IEEE RFID 2016 has curated four stimulating talks on current trends in RFID and IoT. Join the discussion after the opening plenary! In this rousing segment, we explore the future directions that RFID technology will take.
First, the future of ultra-wideband localization is hashed out for cheap, low-energy tags. How much accuracy and precision do we require in this application? Can cheap tags support such wide bandwidths? In the second talk, we discuss the unique needs of indoor positioning and where the roadmap of upcoming communications technologies leads us. Third, a new network management technique helps decode noisy sensor messages and reduce missed reads of tags. Lastly, we discuss the challenges of providing ever increasing computing power in ever decreasing package sizes.
In the new scenarios foreseen by the Internet of Things (IoT), industrial and consumer systems will be required to detect and localize tagged items with high accuracy using cheap, energy autonomous, and disposable tags. In this context, the paper provides a survey on recent developments in the field of passive ultra-wideband (UWB) radio-frequency identification (RFID) by discussing the main advantages and open issues in providing high positioning accuracy with energy autonomous devices. The potential cutting-edge technologies for next generation UWB-RFID as a key enabler for the IoT are also envisioned.
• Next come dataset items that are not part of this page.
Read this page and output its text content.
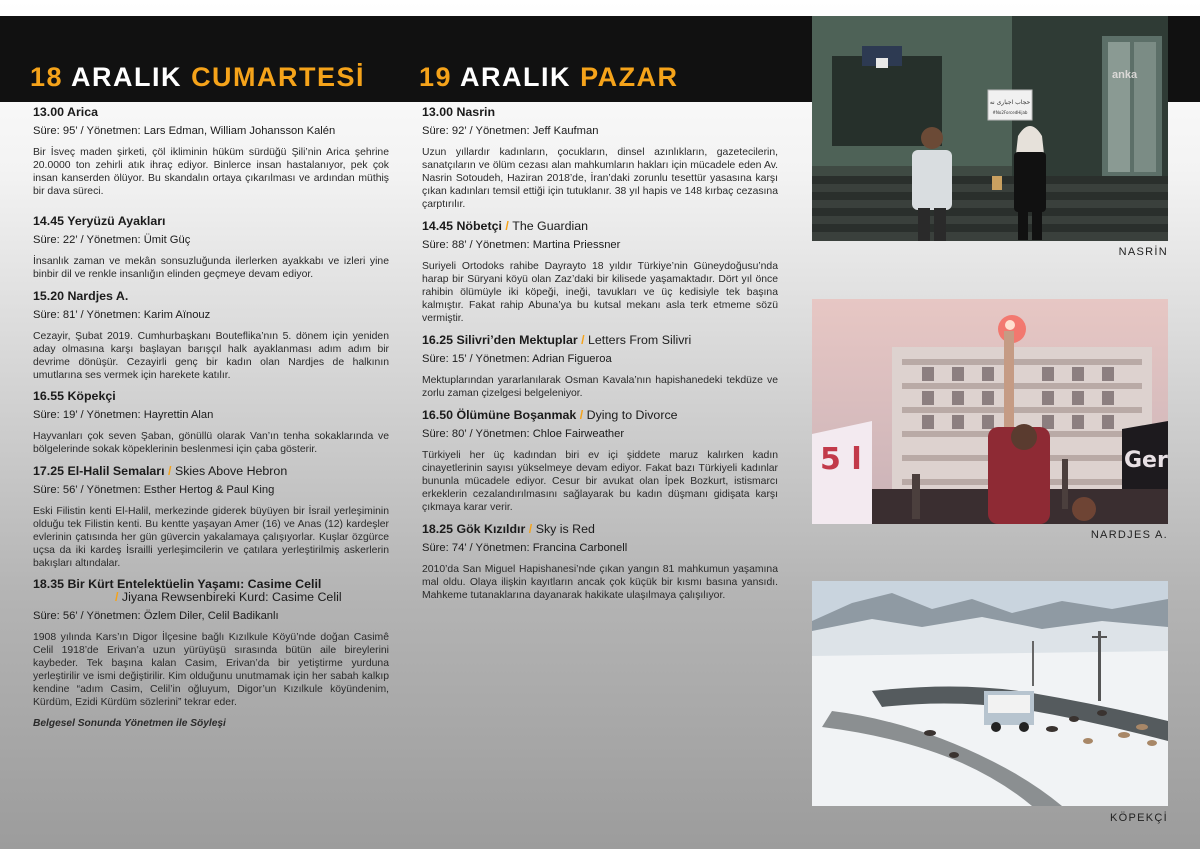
18 ARALIK CUMARTESİ 19 ARALIK PAZAR
13.00 Arica
Süre: 95’ / Yönetmen: Lars Edman, William Johansson Kalén

Bir İsveç maden şirketi, çöl ikliminin hüküm sürdüğü Şili’nin Arica şehrine 20.0000 ton zehirli atık ihraç ediyor. Binlerce insan hastalanıyor, pek çok insan kanserden ölüyor. Bu skandalın ortaya çıkarılması ve ardından müthiş bir dava süreci.

14.45 Yeryüzü Ayakları
Süre: 22’ / Yönetmen: Ümit Güç

İnsanlık zaman ve mekân sonsuzluğunda ilerlerken ayakkabı ve izleri yine binbir dil ve renkle insanlığın elinden geçmeye devam ediyor.

15.20 Nardjes A.
Süre: 81’ / Yönetmen: Karim Aïnouz

Cezayir, Şubat 2019. Cumhurbaşkanı Bouteflika’nın 5. dönem için yeniden aday olmasına karşı başlayan barışçıl halk ayaklanması adım adım bir devrime dönüşür. Cezayirli genç bir kadın olan Nardjes de halkının umutlarına ses vermek için harekete katılır.

16.55 Köpekçi
Süre: 19’ / Yönetmen: Hayrettin Alan

Hayvanları çok seven Şaban, gönüllü olarak Van’ın tenha sokaklarında ve bölgelerinde sokak köpeklerinin beslenmesi için çaba gösterir.

17.25 El-Halil Semaları / Skies Above Hebron
Süre: 56’ / Yönetmen: Esther Hertog & Paul King

Eski Filistin kenti El-Halil, merkezinde giderek büyüyen bir İsrail yerleşiminin olduğu tek Filistin kenti. Bu kentte yaşayan Amer (16) ve Anas (12) kardeşler evlerinin çatısında her gün güvercin yakalamaya çalışıyorlar. Kuşlar özgürce uçsa da iki kardeş İsrailli yerleşimcilerin ve çatılara yerleştirilmiş askerlerin bakışları altındalar.

18.35 Bir Kürt Entelektüelin Yaşamı: Casime Celil
/ Jiyana Rewsenbireki Kurd: Casime Celil
Süre: 56’ / Yönetmen: Özlem Diler, Celil Badikanlı

1908 yılında Kars’ın Digor İlçesine bağlı Kızılkule Köyü’nde doğan Casimê Celil 1918’de Erivan’a uzun yürüyüşü sırasında bütün aile bireylerini kaybeder. Tek başına kalan Casim, Erivan’da bir yetiştirme yurduna yerleştirilir ve ismi değiştirilir. Kim olduğunu unutmamak için her sabah kalkıp kendine “adım Casim, Celil’in oğluyum, Digor’un Kızılkule köyündenim, Kürdüm, Ezidi Kürdüm sözlerini” tekrar eder.

Belgesel Sonunda Yönetmen ile Söyleşi
13.00 Nasrin
Süre: 92’ / Yönetmen: Jeff Kaufman

Uzun yıllardır kadınların, çocukların, dinsel azınlıkların, gazetecilerin, sanatçıların ve ölüm cezası alan mahkumların hakları için mücadele eden Av. Nasrin Sotoudeh, Haziran 2018’de, İran’daki zorunlu tesettür yasasına karşı çıkan kadınları temsil ettiği için tutuklanır. 38 yıl hapis ve 148 kırbaç cezasına çarptırılır.

14.45 Nöbetçi / The Guardian
Süre: 88’ / Yönetmen: Martina Priessner

Suriyeli Ortodoks rahibe Dayrayto 18 yıldır Türkiye’nin Güneydoğusu’nda harap bir Süryani köyü olan Zaz’daki bir kilisede yaşamaktadır. Dört yıl önce rahibin ölümüyle iki köpeği, ineği, tavukları ve üç kedisiyle tek başına kalmıştır. Fakat rahip Abuna’ya bu kutsal mekanı asla terk etmeme sözü vermiştir.

16.25 Silivri’den Mektuplar / Letters From Silivri
Süre: 15’ / Yönetmen: Adrian Figueroa

Mektuplarından yararlanılarak Osman Kavala’nın hapishanedeki tekdüze ve zorlu zaman çizelgesi belgeleniyor.

16.50 Ölümüne Boşanmak / Dying to Divorce
Süre: 80’ / Yönetmen: Chloe Fairweather

Türkiyeli her üç kadından biri ev içi şiddete maruz kalırken kadın cinayetlerinin sayısı yükselmeye devam ediyor. Fakat bazı Türkiyeli kadınlar bununla mücadele ediyor. Cesur bir avukat olan İpek Bozkurt, istismarcı erkeklerin cezalandırılmasını sağlayarak bu kadın düşmanı gidişata karşı çıkmaya karar verir.

18.25 Gök Kızıldır / Sky is Red
Süre: 74’ / Yönetmen: Francina Carbonell

2010’da San Miguel Hapishanesi’nde çıkan yangın 81 mahkumun yaşamına mal oldu. Olaya ilişkin kayıtların ancak çok küçük bir kısmı basına yansıdı. Mahkeme tutanaklarına dayanarak hakikate ulaşılmaya çalışılıyor.

حجاب اجباری نه
#No2ForcedHijab
anka
NASRİN
5 ا	Ger
NARDJES A.
KÖPEKÇİ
The paper envisions highly accurate and reliable indoor positioning – at accuracy levels in the 10 cm range – which will enable a large number of innovative location-based applications. Such accuracy levels essentially allow for a useful real-time interaction of humans and cyber-physical systems yielding services such as activity recognition, navigation at “shelf” level, geofencing, process monitoring, and process control. The paper reviews the difficulties faced by indoor positioning systems and the potential capabilities of upcoming generations of wireless systems that will increasingly make high-accuracy positioning available in near future. It also speculates about new approaches towards accurate positioning of RFID tags.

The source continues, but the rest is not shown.